I began with The Energies of Art, explaining how the commercial success of Teacher in America, praise for the first edition of Berlioz, and a recent bestseller also favored by critics, God’s Country and Mine, had created a market for Barzun’s work as scholar-critic in the collection of essays. The earliest among them, “Truth and Poetry in Thomas Hardy” from The Southern Review (Summer 1940), recast for Energies as “Hardy’s One World”, shows Barzun as much more than a journeyman building up to From Dawn to Decadence. The cultural historian lived in literature (as well as the musical and fine arts), and then turned his experience into cultural criticism, re-presenting art for life’s sake.

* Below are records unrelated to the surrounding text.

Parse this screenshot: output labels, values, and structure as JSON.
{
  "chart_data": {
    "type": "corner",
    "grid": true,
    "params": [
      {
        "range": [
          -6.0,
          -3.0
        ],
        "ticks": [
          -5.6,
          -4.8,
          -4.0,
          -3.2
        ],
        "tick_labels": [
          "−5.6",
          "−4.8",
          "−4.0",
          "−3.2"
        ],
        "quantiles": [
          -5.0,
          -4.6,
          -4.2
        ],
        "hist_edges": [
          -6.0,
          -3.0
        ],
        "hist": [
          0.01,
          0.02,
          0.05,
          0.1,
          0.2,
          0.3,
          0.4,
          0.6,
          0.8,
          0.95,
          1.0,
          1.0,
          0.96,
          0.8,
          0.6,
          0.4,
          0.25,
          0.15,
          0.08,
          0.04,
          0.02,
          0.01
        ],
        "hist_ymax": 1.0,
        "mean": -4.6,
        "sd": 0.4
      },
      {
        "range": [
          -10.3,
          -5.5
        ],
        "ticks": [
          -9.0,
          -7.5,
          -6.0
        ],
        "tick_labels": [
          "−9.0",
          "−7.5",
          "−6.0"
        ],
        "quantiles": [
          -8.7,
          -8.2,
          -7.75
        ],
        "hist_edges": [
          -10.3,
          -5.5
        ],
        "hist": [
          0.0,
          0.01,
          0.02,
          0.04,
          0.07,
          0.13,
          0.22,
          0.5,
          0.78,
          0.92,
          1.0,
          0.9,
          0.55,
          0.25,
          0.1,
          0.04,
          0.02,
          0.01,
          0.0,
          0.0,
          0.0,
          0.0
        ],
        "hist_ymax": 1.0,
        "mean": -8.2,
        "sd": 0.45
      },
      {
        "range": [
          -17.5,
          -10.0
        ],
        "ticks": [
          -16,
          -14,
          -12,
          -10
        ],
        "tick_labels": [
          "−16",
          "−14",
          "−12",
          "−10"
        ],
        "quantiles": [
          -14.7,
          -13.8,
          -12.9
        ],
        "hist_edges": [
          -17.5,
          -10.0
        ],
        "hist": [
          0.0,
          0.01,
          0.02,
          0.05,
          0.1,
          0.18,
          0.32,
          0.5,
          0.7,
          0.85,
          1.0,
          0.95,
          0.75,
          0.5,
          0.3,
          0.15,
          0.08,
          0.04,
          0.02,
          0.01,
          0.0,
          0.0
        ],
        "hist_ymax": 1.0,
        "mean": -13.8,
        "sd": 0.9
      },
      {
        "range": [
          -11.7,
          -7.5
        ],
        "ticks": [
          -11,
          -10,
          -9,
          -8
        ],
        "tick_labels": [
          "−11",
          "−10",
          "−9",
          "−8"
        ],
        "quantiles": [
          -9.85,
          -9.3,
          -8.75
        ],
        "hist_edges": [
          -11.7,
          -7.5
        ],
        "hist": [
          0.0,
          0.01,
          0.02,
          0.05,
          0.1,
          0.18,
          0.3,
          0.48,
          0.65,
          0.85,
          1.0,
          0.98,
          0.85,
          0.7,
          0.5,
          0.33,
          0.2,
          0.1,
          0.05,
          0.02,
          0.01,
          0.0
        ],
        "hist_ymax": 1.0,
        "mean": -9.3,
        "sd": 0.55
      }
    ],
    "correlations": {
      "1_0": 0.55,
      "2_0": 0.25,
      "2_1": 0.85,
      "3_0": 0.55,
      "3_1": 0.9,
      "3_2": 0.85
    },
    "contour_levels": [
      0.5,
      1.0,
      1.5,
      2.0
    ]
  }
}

It’s hard to imagine a Jacques Barzun Book Club as a batch of Baker Street Irregulars or a Wolfe Pack, confined to a single canon. When his admirers find themselves back at the beginning with The French “Race”, and no more of his books to read, there need not be an end. The glory of Barzun is that his thought coruscates with others’ works that merit attention. Those bring me back to Barzun’s brilliance, as his explorations discover what is most valuable – as well as disposable – in each of them. A Barzun essay coupled with the work discussed would afford an excellent opportunity for rewarding conversation.
Anyone who cares to test the assertion might try reading Barzun and Stendhal “On Love”, and then savor “William James and the Clue to Art”. Until the acidic paper turns to dust, the best version of Energies will remain the Vintage edition of 1962, despite a pair of reversed lines in the sharp new preface. The good Greenwood Press printed five of Barzun’s books on paper made to last, but the 1975 reprint of the original Energies of Art, despite library binding, cannot preserve what it does not include. Here is a brief sample from Barzun’s four-page credo in the Vintage paperback:
“I believe that criticism is a serious undertaking, but I do not believe that it is a technical process requiring rubber gloves and manufactured apparatus. Works of art are complex, but that does not seem to me a valid excuse for making criticism complicated and leaving no room for the reader to enjoy art through fugitive, inexplicit response. One would have thought that modern pride in subtlety would have prevented the manhandling of that fragile flower, Response, just as the devotion to the Work of Art should have kept criticism from being called ‘creative.’ But both abuses exist and indeed prevail.” (page ix)
I look forward to listening more than talking if FaceTime or Skype makes it possible for me to attend the next meeting of the Jacques Barzun Book Club on July 8th.